Dieses Münzgeld beeinflusste weite Teile Italiens und war ohne jeden Zweifel ein gesetzliches Zahlungsmittel. Mit der Einführung des aes signatum unter Tullius wurde Bronze, das bereits eine monetäre Funktion erfüllte, zum gesetzlichen Zahlungsmittel in Rom.5
Dies ist ein historisches Beispiel für den wichtigen monetären Grundsatz, demzufolge ein abstraktes Symbol einen Wert annehmen kann, indem es zur Begleichung der Steuerschuld eingesetzt wird. In einem römischen Gesetz von 454 v. Chr. wurden allgemeinverständliche Kriterien für die Münzbewertung festgelegt. Ein Nomisma betrug 21⁄2 Asse. Jedes As wog 12 Unzen Rohbronze. 1 Schaf war nach dem Gesetz 10 Asse, 1 Ochse 100 Asse wert.[3] Hier handelt es sich um ein dokumentiertes Beispiel für die bereits früher von den östlichen Tempelkulten eingeführte Goldwertschöpfung auf der Basis von Rindern, wie sie Ridgeway erläuterte.

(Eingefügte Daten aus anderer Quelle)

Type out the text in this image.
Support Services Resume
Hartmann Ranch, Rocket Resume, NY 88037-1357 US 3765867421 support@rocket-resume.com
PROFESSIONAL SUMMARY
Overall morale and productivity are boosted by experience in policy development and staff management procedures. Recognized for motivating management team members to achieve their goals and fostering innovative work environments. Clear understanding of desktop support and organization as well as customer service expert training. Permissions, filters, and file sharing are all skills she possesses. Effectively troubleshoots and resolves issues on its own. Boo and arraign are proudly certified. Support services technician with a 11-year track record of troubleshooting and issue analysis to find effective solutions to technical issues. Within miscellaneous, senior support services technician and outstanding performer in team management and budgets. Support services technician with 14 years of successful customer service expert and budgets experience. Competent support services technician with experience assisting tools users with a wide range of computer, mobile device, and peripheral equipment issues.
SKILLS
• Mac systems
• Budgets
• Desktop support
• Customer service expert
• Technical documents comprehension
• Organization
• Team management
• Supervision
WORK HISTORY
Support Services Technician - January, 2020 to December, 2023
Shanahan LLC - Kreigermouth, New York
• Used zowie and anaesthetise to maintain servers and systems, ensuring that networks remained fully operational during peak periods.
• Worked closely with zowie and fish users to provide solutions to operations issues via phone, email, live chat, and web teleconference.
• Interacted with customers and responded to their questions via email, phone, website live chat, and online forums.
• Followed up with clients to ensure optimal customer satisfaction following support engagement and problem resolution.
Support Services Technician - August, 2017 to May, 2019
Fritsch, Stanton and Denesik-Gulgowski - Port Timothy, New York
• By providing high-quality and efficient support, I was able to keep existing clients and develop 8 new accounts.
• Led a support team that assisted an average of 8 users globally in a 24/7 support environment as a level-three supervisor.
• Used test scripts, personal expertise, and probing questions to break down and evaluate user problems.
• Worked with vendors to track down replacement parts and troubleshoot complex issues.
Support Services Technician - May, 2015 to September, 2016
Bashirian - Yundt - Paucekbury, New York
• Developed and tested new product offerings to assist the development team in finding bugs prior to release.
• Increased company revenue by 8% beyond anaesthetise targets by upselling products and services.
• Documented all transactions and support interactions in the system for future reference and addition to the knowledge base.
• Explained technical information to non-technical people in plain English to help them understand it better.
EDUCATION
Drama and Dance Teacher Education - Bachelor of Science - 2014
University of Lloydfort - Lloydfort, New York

Mit der Zeit erhöhte sich der gesetzliche Wert des Nomisma auf mindestens das Fünffache seines dem Bronzegehalt entsprechenden Materialwertes. Betrug der Wert des Nomisma anfangs noch 9 bis 12 Unzen Bronze, so steigerte sich sein gesetzlicher Wert auf bis zu 30 Unzen. Dabei wurde das Gewicht des Nomisma über ein Jahrhundert lang kontinuierlich bis auf zwei Unzen reduziert, was jedoch zu keinen Klagen Anlass gab.
Auch dass die Reinheit der Bronze variabel war, kümmerte niemanden, da es schlichtweg unerheblich war. Die Münzen erhielten ihren Wert nicht aufgrund ihres Materialwertes, sondern aufgrund eines Gesetzes, und ihre Anzahl war begrenzt. Später, unter der Kontrolle des Senats, wurden sie mit SC[4] gestempelt. Die Bronzemünzen aus dieser Serie sind verschieden schwer und verkörpern mit Sicherheit Werte, die ihren Metallwert übersteigen.6
Unter diesem nominellen Geldsystem wurde das republikanische Rom immer einflussreicher, da es vom dekadenten Osten unabhängig blieb und die Errichtung finanzieller Brückenköpfe auf römischem Boden verhinderte. Mit dem Bronzegeld entwickelte Rom ein Rechtssystem, das überall in der Welt Beachtung fand und noch heute, 2300 Jahre später, als Vorbild dient. Dieses Rechtssystem war in einem in der Antike bis dahin ungekannten Umfang von der Religion getrennt.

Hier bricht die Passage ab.